IL MITO DEGLI INVESTIMENTI PER IL LAVORO

Il lavoro non si crea. Non più di quanto si creino i ferri da stiro o le panchine pubbliche. Il lavoro è una prestazione per la quale qualcuno è disposto a pagare. Il lavoro non nasce dal bisogno di un giardiniere di guadagnare, il lavoro nasce dal bisogno di un condominio di avere un giardiniere. Non bisogna mettere il carro dinanzi ai buoi.
Se si vogliono avere più occupati, non bisogna “creare posti di lavoro”, espressione assurda, bisogna far nascere il bisogno della prestazione. In altri termini, bisogna avere un giardino per il quale è necessario un giardiniere, non pagare un giardiniere anche se non si ha bisogno di lui. Non sono i muratori che richiedono l’edilizia, è l’edilizia che richiede i muratori.

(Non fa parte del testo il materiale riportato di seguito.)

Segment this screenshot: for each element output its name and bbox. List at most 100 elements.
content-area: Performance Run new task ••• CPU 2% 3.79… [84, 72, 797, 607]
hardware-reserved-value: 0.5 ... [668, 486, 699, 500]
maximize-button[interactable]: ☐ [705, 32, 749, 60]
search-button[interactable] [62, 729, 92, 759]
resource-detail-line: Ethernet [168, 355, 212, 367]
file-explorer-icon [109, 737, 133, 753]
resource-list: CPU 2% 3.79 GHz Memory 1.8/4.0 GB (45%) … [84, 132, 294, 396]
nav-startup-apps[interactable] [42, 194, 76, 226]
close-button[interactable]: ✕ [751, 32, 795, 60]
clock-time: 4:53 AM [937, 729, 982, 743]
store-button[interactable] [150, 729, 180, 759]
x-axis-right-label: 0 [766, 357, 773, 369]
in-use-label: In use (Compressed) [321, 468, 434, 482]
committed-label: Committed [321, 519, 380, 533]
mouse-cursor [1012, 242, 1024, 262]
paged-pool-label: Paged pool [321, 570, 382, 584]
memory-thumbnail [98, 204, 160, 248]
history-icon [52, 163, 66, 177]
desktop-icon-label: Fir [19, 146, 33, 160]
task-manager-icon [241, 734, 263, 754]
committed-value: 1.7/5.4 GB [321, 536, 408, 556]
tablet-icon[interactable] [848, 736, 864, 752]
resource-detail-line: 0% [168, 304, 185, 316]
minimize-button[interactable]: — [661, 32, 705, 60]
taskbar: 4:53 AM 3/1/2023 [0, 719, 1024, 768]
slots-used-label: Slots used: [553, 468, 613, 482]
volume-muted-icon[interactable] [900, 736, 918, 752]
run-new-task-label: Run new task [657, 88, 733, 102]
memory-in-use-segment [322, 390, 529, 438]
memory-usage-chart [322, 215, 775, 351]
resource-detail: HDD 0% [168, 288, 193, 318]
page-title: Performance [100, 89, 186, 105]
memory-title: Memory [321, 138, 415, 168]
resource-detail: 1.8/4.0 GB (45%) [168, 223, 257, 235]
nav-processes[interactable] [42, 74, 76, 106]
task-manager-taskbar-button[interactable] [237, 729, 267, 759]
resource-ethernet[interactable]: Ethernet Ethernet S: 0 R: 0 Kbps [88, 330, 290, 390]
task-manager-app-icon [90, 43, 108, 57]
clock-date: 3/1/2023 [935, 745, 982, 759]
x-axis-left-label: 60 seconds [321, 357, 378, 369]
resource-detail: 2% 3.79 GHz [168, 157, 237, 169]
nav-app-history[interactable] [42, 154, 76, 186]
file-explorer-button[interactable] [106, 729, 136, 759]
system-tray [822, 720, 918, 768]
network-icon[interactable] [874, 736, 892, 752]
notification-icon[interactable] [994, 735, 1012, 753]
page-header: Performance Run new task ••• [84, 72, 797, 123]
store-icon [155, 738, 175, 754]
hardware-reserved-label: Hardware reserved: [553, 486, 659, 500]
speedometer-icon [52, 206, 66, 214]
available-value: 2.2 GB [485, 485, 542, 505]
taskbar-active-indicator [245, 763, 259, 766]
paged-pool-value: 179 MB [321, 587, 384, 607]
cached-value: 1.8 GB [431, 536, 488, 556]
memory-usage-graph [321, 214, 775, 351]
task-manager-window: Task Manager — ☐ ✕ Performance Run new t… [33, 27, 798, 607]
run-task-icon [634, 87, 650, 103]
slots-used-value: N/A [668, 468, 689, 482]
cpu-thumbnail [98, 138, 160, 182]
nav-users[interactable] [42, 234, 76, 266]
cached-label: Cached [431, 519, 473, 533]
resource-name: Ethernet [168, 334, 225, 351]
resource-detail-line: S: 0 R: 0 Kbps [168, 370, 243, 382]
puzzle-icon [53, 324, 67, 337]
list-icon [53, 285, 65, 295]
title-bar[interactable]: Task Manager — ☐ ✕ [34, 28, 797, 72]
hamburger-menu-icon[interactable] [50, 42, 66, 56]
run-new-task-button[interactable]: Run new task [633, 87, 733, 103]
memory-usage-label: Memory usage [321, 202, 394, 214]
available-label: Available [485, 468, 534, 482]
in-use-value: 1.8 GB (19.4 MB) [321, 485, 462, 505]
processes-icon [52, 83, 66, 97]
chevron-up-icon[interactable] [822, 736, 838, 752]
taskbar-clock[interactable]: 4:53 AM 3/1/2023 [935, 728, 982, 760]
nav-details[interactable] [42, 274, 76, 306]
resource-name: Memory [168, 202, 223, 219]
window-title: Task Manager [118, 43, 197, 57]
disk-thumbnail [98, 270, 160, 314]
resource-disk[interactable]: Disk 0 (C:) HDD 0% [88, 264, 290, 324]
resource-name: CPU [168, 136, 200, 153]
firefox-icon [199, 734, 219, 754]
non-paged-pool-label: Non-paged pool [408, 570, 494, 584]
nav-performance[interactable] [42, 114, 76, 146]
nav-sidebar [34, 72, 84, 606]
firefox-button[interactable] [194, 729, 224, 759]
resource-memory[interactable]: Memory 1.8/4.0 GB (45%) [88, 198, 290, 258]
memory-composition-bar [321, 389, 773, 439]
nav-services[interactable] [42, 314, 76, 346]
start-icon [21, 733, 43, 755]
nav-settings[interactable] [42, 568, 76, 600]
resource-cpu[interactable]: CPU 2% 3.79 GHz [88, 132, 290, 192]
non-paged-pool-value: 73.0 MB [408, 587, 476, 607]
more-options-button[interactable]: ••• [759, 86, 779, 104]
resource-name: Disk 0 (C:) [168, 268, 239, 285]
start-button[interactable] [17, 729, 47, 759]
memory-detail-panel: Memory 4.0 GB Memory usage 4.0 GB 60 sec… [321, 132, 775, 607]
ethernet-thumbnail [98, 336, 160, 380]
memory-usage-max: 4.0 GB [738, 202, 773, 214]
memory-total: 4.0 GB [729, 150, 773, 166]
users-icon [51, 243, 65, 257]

Il lavoro deve creare ricchezza, e per ricchezza dobbiamo intendere qualunque cosa che abbia valore economico. È ricchezza un chilo di patate, perché qualcuno l’ha prodotto e qualcun altro, per averlo, è disposto a pagare. È ricchezza un viaggio in aereo, un taglio di capelli, un paio di scarpe, e via dicendo: e infatti in economia si distinguono beni e servizi. Sono beni le scarpe e il chilo di patate, servizi il viaggio in aereo e il taglio di capelli.
Purtroppo la creazione di ricchezza a volte non è immediatamente trasparente. Si potrebbe pensare che i carabinieri e gli attori di teatro non producano niente e invece i primi producono sicurezza e i secondi divertimento.
Le cose si complicano quando chi spende è lo Stato. Infatti esso non sorveglia i suoi soldi con l’accuratezza e l’efficacia del privato e a volte non spende per servizi essenziali come i carabinieri. Lo Stato per esempio deve provvedere alle strade e le strade producono una loro forma di ricchezza, chiamata “mobilità”. Ma questo non avviene in ogni caso. Se la strada, una volta creata, ha un buon traffico, è segno che ce n’era la necessità. Se invece rimane prevalentemente deserta, si è sprecato il denaro dei contribuenti e distrutta ricchezza.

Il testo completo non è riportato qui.